I need help getting the result from a SQL select query into a string variable in C#. I’m building a login system where after users log in successfully, I want to check their role from the database and redirect them to different pages. Admin users should go to the admin dashboard and regular users should go to the user dashboard.
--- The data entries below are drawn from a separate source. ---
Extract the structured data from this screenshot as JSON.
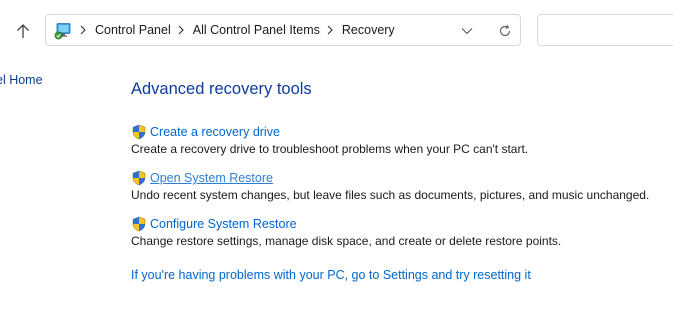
{
  "nav": {
    "breadcrumbs": [
      "Control Panel",
      "All Control Panel Items",
      "Recovery"
    ],
    "up_icon": "arrow-up-icon",
    "location_icon": "control-panel-icon",
    "dropdown_icon": "chevron-down-icon",
    "refresh_icon": "refresh-icon",
    "search_placeholder": ""
  },
  "sidebar": {
    "home_link": "el Home"
  },
  "main": {
    "heading": "Advanced recovery tools",
    "items": [
      {
        "label": "Create a recovery drive",
        "description": "Create a recovery drive to troubleshoot problems when your PC can't start.",
        "icon": "uac-shield-icon"
      },
      {
        "label": "Open System Restore",
        "description": "Undo recent system changes, but leave files such as documents, pictures, and music unchanged.",
        "icon": "uac-shield-icon"
      },
      {
        "label": "Configure System Restore",
        "description": "Change restore settings, manage disk space, and create or delete restore points.",
        "icon": "uac-shield-icon"
      }
    ],
    "reset_link": "If you're having problems with your PC, go to Settings and try resetting it"
  },
  "colors": {
    "heading": "#0b3c9c",
    "link": "#0066cc",
    "link_hover": "#2f7fd6",
    "text": "#1a1a1a",
    "border": "#d9d9d9"
  }
}
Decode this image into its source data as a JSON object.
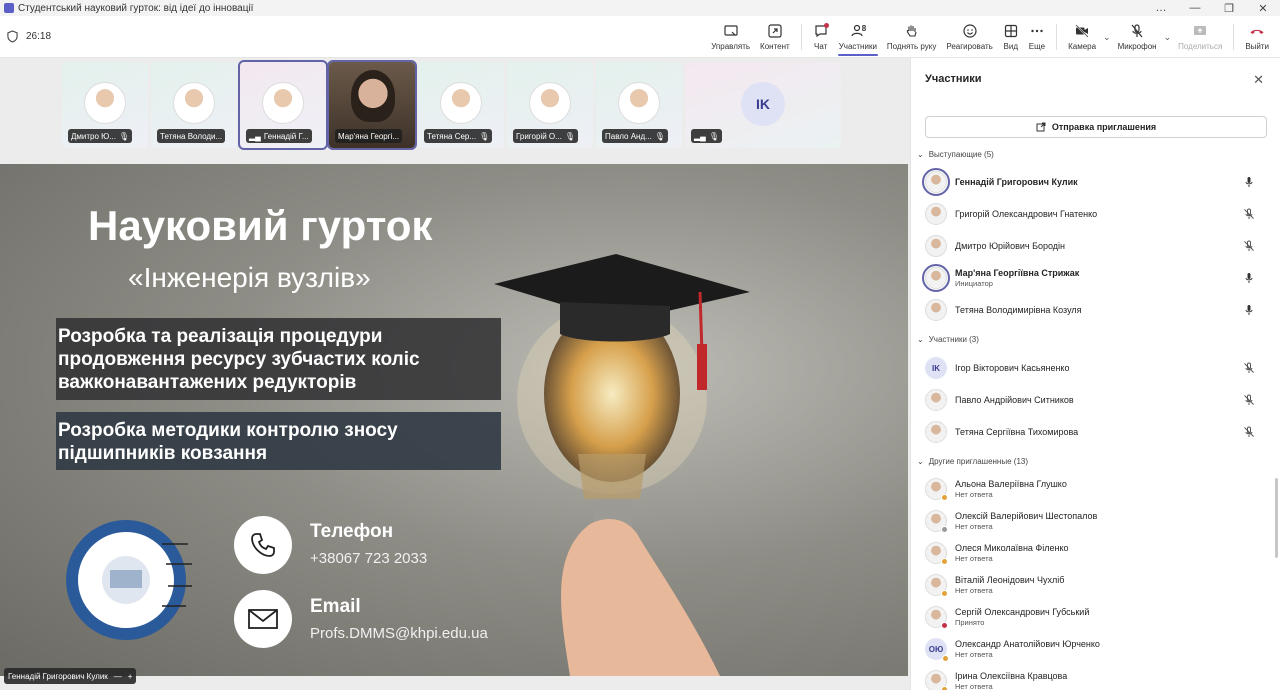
{
  "window": {
    "title": "Студентський науковий гурток: від ідеї до інновації",
    "controls": [
      "…",
      "—",
      "❐",
      "✕"
    ]
  },
  "toolbar": {
    "timer": "26:18",
    "buttons": {
      "share_tray": "Управлять",
      "content": "Контент",
      "chat": "Чат",
      "participants": "Участники",
      "participants_count": "8",
      "raise_hand": "Поднять руку",
      "react": "Реагировать",
      "view": "Вид",
      "more": "Еще",
      "camera": "Камера",
      "mic": "Микрофон",
      "share": "Поделиться",
      "leave": "Выйти"
    }
  },
  "tiles": [
    {
      "name": "Дмитро Ю..."
    },
    {
      "name": "Тетяна Володи..."
    },
    {
      "name": "Геннадій Г..."
    },
    {
      "name": "Мар'яна Георгі..."
    },
    {
      "name": "Тетяна Сер..."
    },
    {
      "name": "Григорій О..."
    },
    {
      "name": "Павло Анд..."
    },
    {
      "name": "",
      "initials": "IK"
    }
  ],
  "slide": {
    "title": "Науковий гурток",
    "subtitle": "«Інженерія вузлів»",
    "box1": "Розробка та реалізація процедури продовження ресурсу зубчастих коліс важконавантажених редукторів",
    "box2": "Розробка методики контролю зносу підшипників ковзання",
    "phone_label": "Телефон",
    "phone_value": "+38067 723 2033",
    "email_label": "Email",
    "email_value": "Profs.DMMS@khpi.edu.ua",
    "logo_text": "ДЕТАЛІ МАШИН ТА ГІДРОПНЕВМОСИСТЕМИ"
  },
  "presenter_tag": {
    "name": "Геннадій Григорович Кулик",
    "minus": "—",
    "plus": "+"
  },
  "panel": {
    "title": "Участники",
    "close": "✕",
    "invite_button": "Отправка приглашения",
    "sections": {
      "presenters": "Выступающие (5)",
      "attendees": "Участники (3)",
      "others": "Другие приглашенные (13)"
    },
    "presenters": [
      {
        "name": "Геннадій Григорович Кулик",
        "role": "",
        "mic": "on"
      },
      {
        "name": "Григорій Олександрович Гнатенко",
        "role": "",
        "mic": "off"
      },
      {
        "name": "Дмитро Юрійович Бородін",
        "role": "",
        "mic": "off"
      },
      {
        "name": "Мар'яна Георгіївна Стрижак",
        "role": "Инициатор",
        "mic": "on"
      },
      {
        "name": "Тетяна Володимирівна Козуля",
        "role": "",
        "mic": "on"
      }
    ],
    "attendees": [
      {
        "name": "Ігор Вікторович Касьяненко",
        "initials": "IK",
        "mic": "off"
      },
      {
        "name": "Павло Андрійович Ситников",
        "mic": "off"
      },
      {
        "name": "Тетяна Сергіївна Тихомирова",
        "mic": "off"
      }
    ],
    "others": [
      {
        "name": "Альона Валеріївна Глушко",
        "status": "Нет ответа"
      },
      {
        "name": "Олексій Валерійович Шестопалов",
        "status": "Нет ответа"
      },
      {
        "name": "Олеся Миколаївна Філенко",
        "status": "Нет ответа"
      },
      {
        "name": "Віталій Леонідович Чухліб",
        "status": "Нет ответа"
      },
      {
        "name": "Сергій Олександрович Губський",
        "status": "Принято"
      },
      {
        "name": "Олександр Анатолійович Юрченко",
        "status": "Нет ответа",
        "initials": "ОЮ"
      },
      {
        "name": "Ірина Олексіївна Кравцова",
        "status": "Нет ответа"
      }
    ]
  },
  "colors": {
    "accent": "#6264a7",
    "leave": "#c4314b",
    "status_pending": "#e2a43a"
  }
}
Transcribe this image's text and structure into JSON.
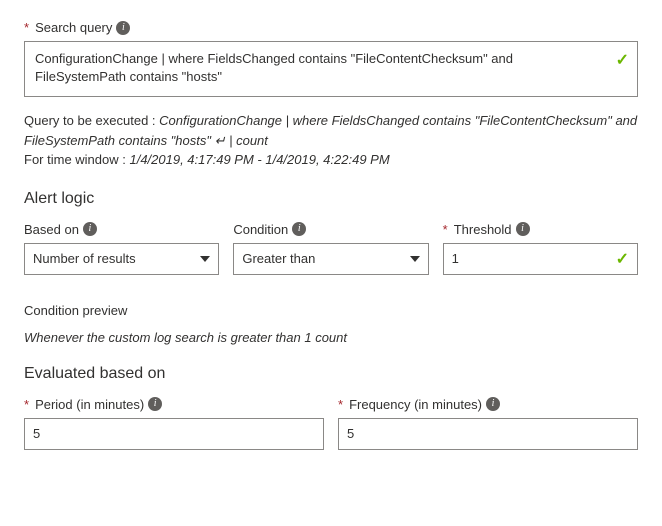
{
  "searchQuery": {
    "label": "Search query",
    "value": "ConfigurationChange | where FieldsChanged contains \"FileContentChecksum\" and FileSystemPath contains \"hosts\""
  },
  "queryPreview": {
    "prefix": "Query to be executed : ",
    "query": "ConfigurationChange | where FieldsChanged contains \"FileContentChecksum\" and FileSystemPath contains \"hosts\" ",
    "suffix": "| count",
    "timePrefix": "For time window : ",
    "timeWindow": "1/4/2019, 4:17:49 PM - 1/4/2019, 4:22:49 PM"
  },
  "alertLogic": {
    "heading": "Alert logic",
    "basedOn": {
      "label": "Based on",
      "value": "Number of results"
    },
    "condition": {
      "label": "Condition",
      "value": "Greater than"
    },
    "threshold": {
      "label": "Threshold",
      "value": "1"
    }
  },
  "conditionPreview": {
    "label": "Condition preview",
    "text": "Whenever the custom log search is greater than 1 count"
  },
  "evaluated": {
    "heading": "Evaluated based on",
    "period": {
      "label": "Period (in minutes)",
      "value": "5"
    },
    "frequency": {
      "label": "Frequency (in minutes)",
      "value": "5"
    }
  }
}
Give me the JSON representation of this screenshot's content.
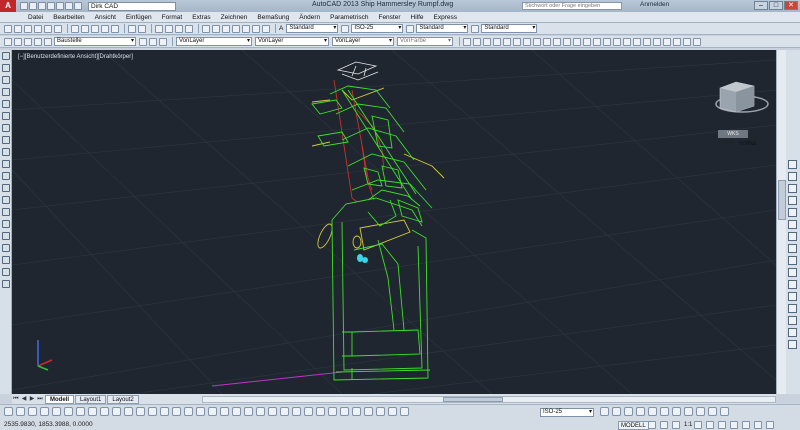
{
  "titlebar": {
    "app_logo": "A",
    "workspace": "Dirk CAD",
    "title": "AutoCAD 2013   Ship Hammersley Rumpf.dwg",
    "search_placeholder": "Stichwort oder Frage eingeben",
    "login": "Anmelden"
  },
  "menu": [
    "Datei",
    "Bearbeiten",
    "Ansicht",
    "Einfügen",
    "Format",
    "Extras",
    "Zeichnen",
    "Bemaßung",
    "Ändern",
    "Parametrisch",
    "Fenster",
    "Hilfe",
    "Express"
  ],
  "toolbar1": {
    "textstyle": "Standard",
    "dimstyle": "ISO-25",
    "tablestyle": "Standard",
    "mleaderstyle": "Standard"
  },
  "toolbar2": {
    "layer": "Baustelle",
    "color": "VonLayer",
    "linetype": "VonLayer",
    "lineweight": "VonLayer",
    "plotstyle": "VonFarbe"
  },
  "viewport": {
    "label": "[−][Benutzerdefinierte Ansicht][Drahtkörper]",
    "cube_left": "LINKS",
    "cube_front": "VORNE",
    "wcs": "WKS"
  },
  "tabs": [
    "Modell",
    "Layout1",
    "Layout2"
  ],
  "status": {
    "coords": "2535.9830, 1853.3988, 0.0000",
    "dimstyle": "ISO-25",
    "model": "MODELL",
    "scale": "1:1"
  },
  "colors": {
    "viewport_bg": "#1f2630",
    "lines_green": "#3ee02a",
    "lines_yellow": "#d4c83a",
    "lines_red": "#c8322a",
    "lines_magenta": "#c232c8"
  }
}
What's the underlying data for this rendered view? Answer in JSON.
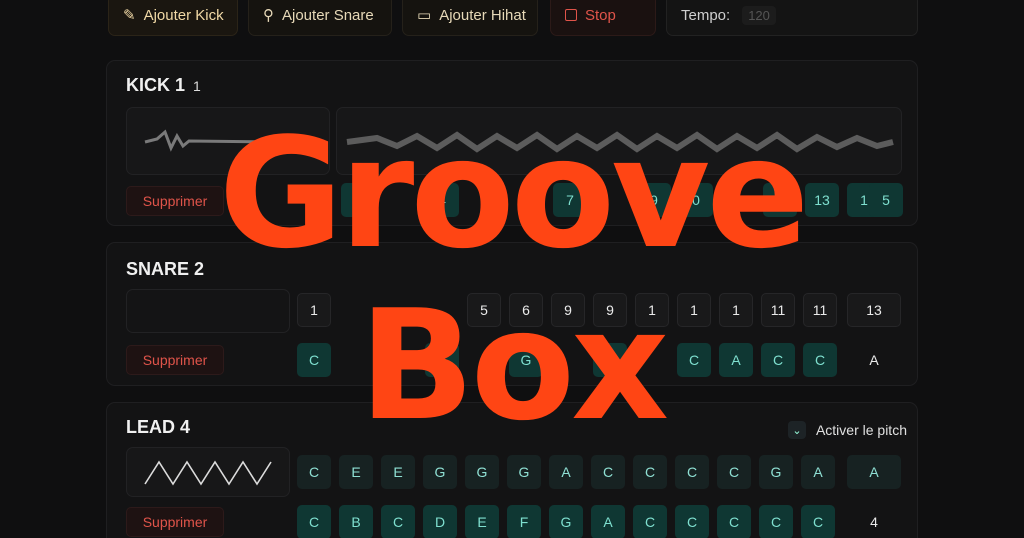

Here’s my current login button code:
protected void btnLogin_Click(object sender, EventArgs e)
{
string connectionStr = ConfigurationManager.ConnectionStrings["dbConnection"].ConnectionString;
string query = "SELECT COUNT(*) FROM USER_ACCOUNTS WHERE USERNAME=@USERNAME AND PASS_WORD=@PASS_WORD";
SqlConnection connection = new SqlConnection(connectionStr);
SqlCommand command = new SqlCommand();
command.Connection = connection;
command.CommandType = CommandType.Text;
command.CommandText = query;
SqlParameter userParam = new SqlParameter("@USERNAME", SqlDbType.NVarChar, 40);
userParam.Value = txtUsername.Text.Trim();
command.Parameters.Add(userParam);
SqlParameter passParam = new SqlParameter("@PASS_WORD", SqlDbType.NVarChar, 60);
passParam.Value = txtPassword.Text.Trim();
command.Parameters.Add(passParam);
connection.Open();
int loginResult = (Int32)command.ExecuteScalar();
}
This is where I’m stuck:
if (loginResult >= 1)
{
string roleQuery = "SELECT USER_TYPE FROM USER_ACCOUNTS WHERE USERNAME=@USERNAME";
if (userRole == "MEMBER")
{
Session.Add("username", txtUsername.Text);
Response.Redirect("~/MEMBER_PAGES/MemberDashboard.aspx");
}
else if (userRole == "ADMINISTRATOR")
{
Session.Add("username", txtUsername.Text);
Response.Redirect("~/ADMIN_PAGES/AdminPanel.aspx");
}
}
else
{
ClientScript.RegisterStartupScript(Page.GetType(), "error", "<script>alert('Login failed - wrong credentials')</script>");
}
}
How do I properly execute the second query and store the role value in the userRole variable?